We should not let programmers off the hook *too* easily for bugs!
Buggy software is inevitable (at the specification), but we can and should do a lot better than we the current state of affairs.
— aProgrammer, Thu, 11 Dec 2014 12:00:19 -0500
Great post. Finny enough picked up your book last week and cant put it down, what a pleasent read. Congrats.
— Luiz, Thu, 11 Dec 2014 12:05:52 -0500
Too bad this post also mis-represent Turing's innovation. In fact, he wasn't the first one to find this: Godel already proved the impossibility of this very problem in ... 1931. And using pretty much the same method, but in the Peano arithmetic rather than his own theory. In short: he encoded every problem as a unique natural number and worked on them with arithmetic rules. He then proved that you couldn't have both an arithmetic that would be at the same time sound and complete. No doubt Turing was a genius, but it is sad to see how it is completely mis-represented by ... pretty much everybody speaking about him. It is far too common to give to Turing the achievements of others.
— Pierre, Thu, 11 Dec 2014 12:21:02 -0500
Nobody is denigrating Gödel's contribution, and, of course, Turing referred to Gödel's work in his own paper. And although completeness and decidability are certainly related, they are two different problems. Moreover, both Turing and John von Neumann recognized the unique importance of Turing's work to nascent computer technologies, whereas Gödel's work did not seem to have that applicability. — Charles
You say "We might excuse a Hollywood biopic ... for lapses of mathematical accuracy" but surely film makers are allowed to depict fallible characters. Joan Clarke makes a statement to the main protagonist which the audience may possibly want to ask him themselves. The accuracy of which is unimportant.

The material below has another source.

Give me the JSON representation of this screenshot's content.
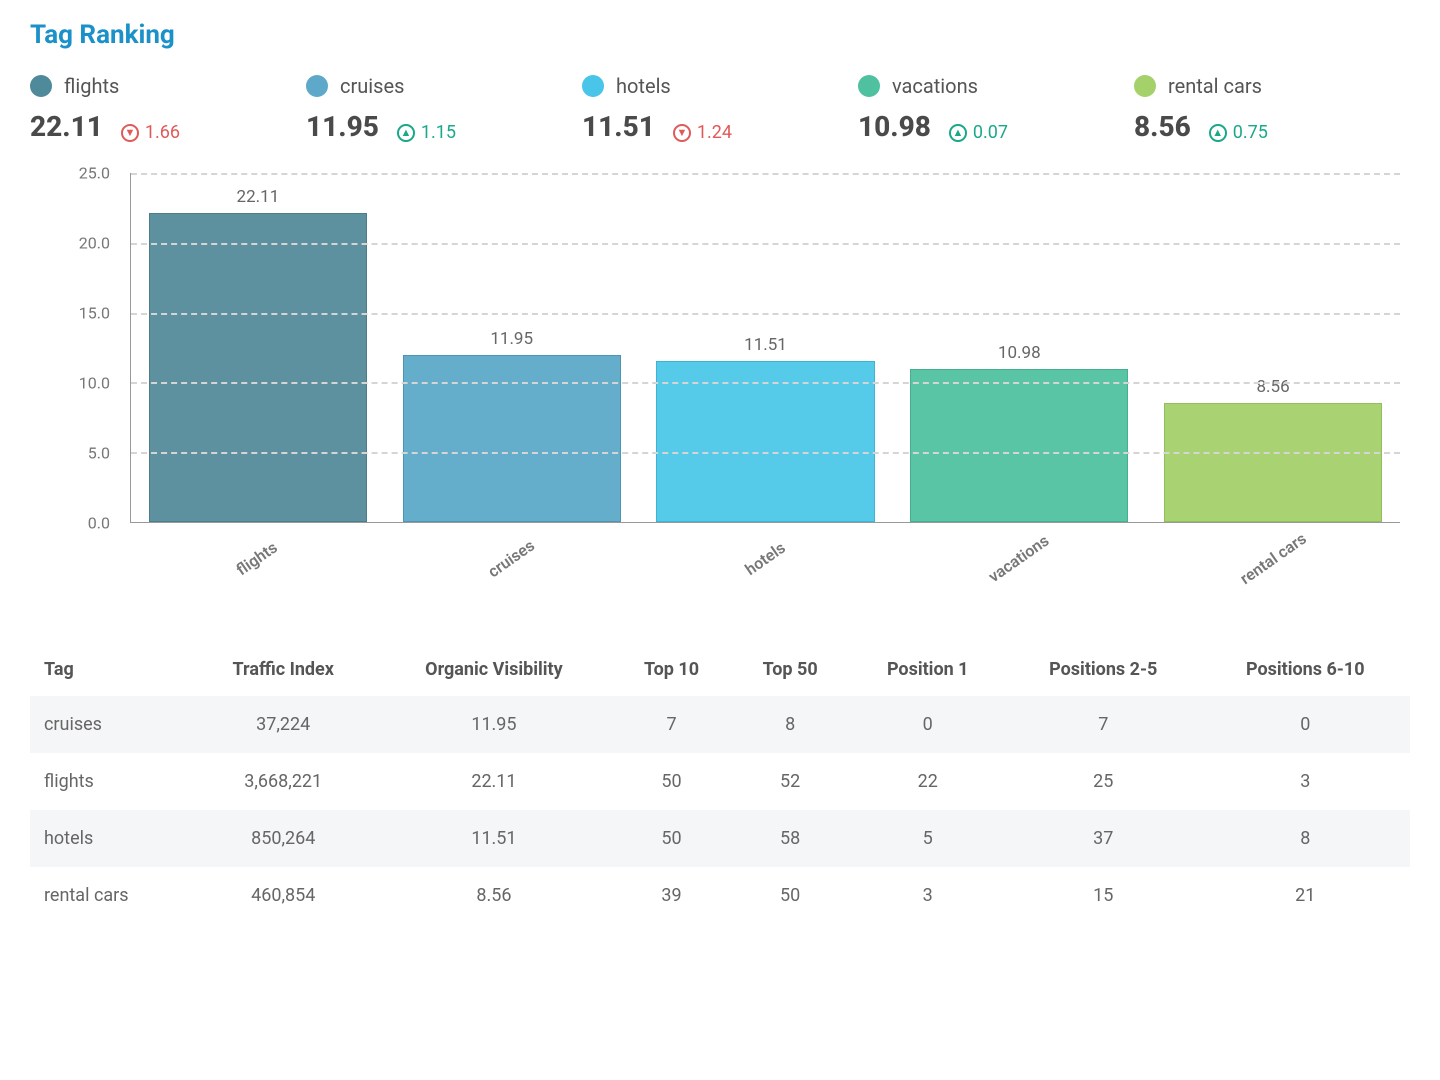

— Chris Nash, Sun, 14 Dec 2014 04:07:41 -0500
But if the question is really something the audience wants to ask themselves, why should the answer plunge the viewer into even greater ignorance? — Charles
An interesting question is how are humans capable of bridging the gap from turing machines to discovering new mathematical facts. Maybe the human brain is more than just a neural network and humans are more than turing machines.
— Cristian Minoiu, Wed, 31 Dec 2014 19:16:18 -0500